Le peintre se tourne vers des techniques nouvelles : la photographie et la lithographie, dont il est le premier à faire un usage aussi audacieux.
Lautrec n’a jamais caricaturé ses sujets, mais cherchait au contraire à traduire la réalité. S’il déforme la beauté naturelle d’Yvette Guilbert, c’est qu’il a perçu, pendant son spectacle, comment les traits du visage peuvent être déformés par l’effort qu’exige le talent de l’interprète.
En 1893, Toulouse-Lautrec expose une trentaine de ses toiles. Les critiques réagissent avec réserve. Voilà ce qu’on lit dans La Justice le 15 février 1893 : « …Toulouse-Lautrec est voué au dégoût pour la bassesse et l’horreur qui se dégagent de scènes et de sujets qu’il affectionne. Mais il reste artiste intègre, son observation impitoyable garde la beauté de la vie et prend par la force de son dessin, par le sérieux de son diagnostic, la valeur de démonstration d’une leçon de clinique morale. »
Tandis que les impressionnistes, autour de Monet et de Renoir, continuent à creuser la lumière, Lautrec amplifie la nuit : « Je ne suis d’aucune école. Je travaille dans mon coin. J’admire Forain et Degas. »
Mais il ne lui reste plus beaucoup de temps… Dans les années 1850, la photo vient tuer l’affiche… Depuis, on est très loin des affiches de Toulouse-Lautrec, « chroniqueur » du gai Paris de la fin du XIXe siècle.
Et cependant, aujourd’hui, plus de cent ans après sa disparition, il est évident que les affiches de Toulouse-Lautrec ont laissé une trace profonde et continuent à exercer une fascination. Avec des affiches comme Moulin-Rouge ou Divan Japonais, c’est une vision de la modernité en art que Toulouse-Lautrec présente de manière telle qu’il provoque une soif de désir. « Ah ! la vie, la vie ! » ne cesse de répéter Lautrec alors qu’il est déjà si proche de la mort.
Le peintre ne fréquente plus Montmartre. On ne le voit non plus à Paris. Dans son atelier de l’avenue Frochot il fait de l’ordre, classe ses peintures, écarte celles qu’il ne juge pas dignes de sa signature.
Il meurt le 8 septembre 1901. Il allait avoir 37 ans.

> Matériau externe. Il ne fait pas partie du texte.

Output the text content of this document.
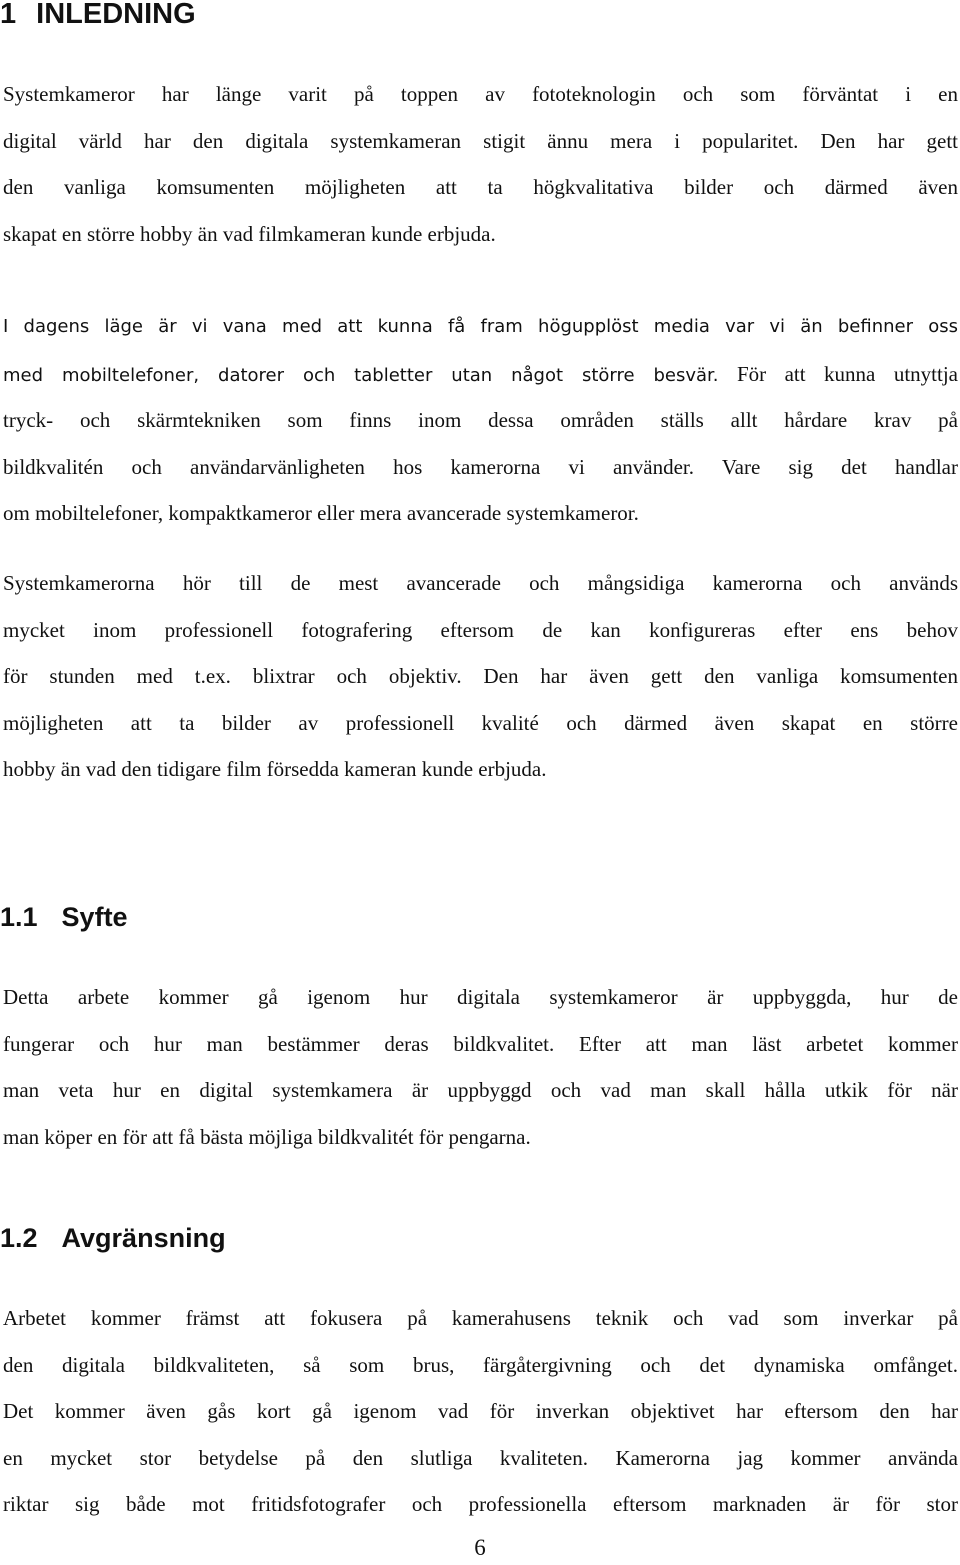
1 INLEDNING
Systemkameror har länge varit på toppen av fototeknologin och som förväntat i en
digital värld har den digitala systemkameran stigit ännu mera i popularitet. Den har gett
den vanliga komsumenten möjligheten att ta högkvalitativa bilder och därmed även
skapat en större hobby än vad filmkameran kunde erbjuda.
I dagens läge är vi vana med att kunna få fram högupplöst media var vi än befinner oss
med mobiltelefoner, datorer och tabletter utan något större besvär. För att kunna utnyttja
tryck- och skärmtekniken som finns inom dessa områden ställs allt hårdare krav på
bildkvalitén och användarvänligheten hos kamerorna vi använder. Vare sig det handlar
om mobiltelefoner, kompaktkameror eller mera avancerade systemkameror.
Systemkamerorna hör till de mest avancerade och mångsidiga kamerorna och används
mycket inom professionell fotografering eftersom de kan konfigureras efter ens behov
för stunden med t.ex. blixtrar och objektiv. Den har även gett den vanliga komsumenten
möjligheten att ta bilder av professionell kvalité och därmed även skapat en större
hobby än vad den tidigare film försedda kameran kunde erbjuda.
1.1 Syfte
Detta arbete kommer gå igenom hur digitala systemkameror är uppbyggda, hur de
fungerar och hur man bestämmer deras bildkvalitet. Efter att man läst arbetet kommer
man veta hur en digital systemkamera är uppbyggd och vad man skall hålla utkik för när
man köper en för att få bästa möjliga bildkvalitét för pengarna.
1.2 Avgränsning
Arbetet kommer främst att fokusera på kamerahusens teknik och vad som inverkar på
den digitala bildkvaliteten, så som brus, färgåtergivning och det dynamiska omfånget.
Det kommer även gås kort gå igenom vad för inverkan objektivet har eftersom den har
en mycket stor betydelse på den slutliga kvaliteten. Kamerorna jag kommer använda
riktar sig både mot fritidsfotografer och professionella eftersom marknaden är för stor
6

Henri Rachou, ami et camarade d’atelier à Montmartre se rappelait : « Ce qui m’a le plus frappé chez lui, c’est sa magnifique intelligence, sa bonté extrême pour ceux qui l’aimaient et sa connaissance parfaite des hommes. Il était incroyablement psychologue, ne se livrait qu’à ceux dont il éprouvait l’amitié… »
François Gauzi, autre camarade, racontait : « Lautrec avait le don d’attirer la sympathie ; tous ses camarades l’aimaient ; jamais il n’avait un mot agressif pour personne et ne cherchait point à faire de l’esprit sur le dos des autres. »
La vérité, c’est que le peintre a traversé son siècle en cavalier seul, isolé et souvent incompris. En trente-sept ans de vie, Henri de Toulouse-Lautrec, aristocrate d’Albi, a peint, comme personne, le Montmartre de la Belle époque et a fait entrer ses personnages dans les grands salons et aux musées.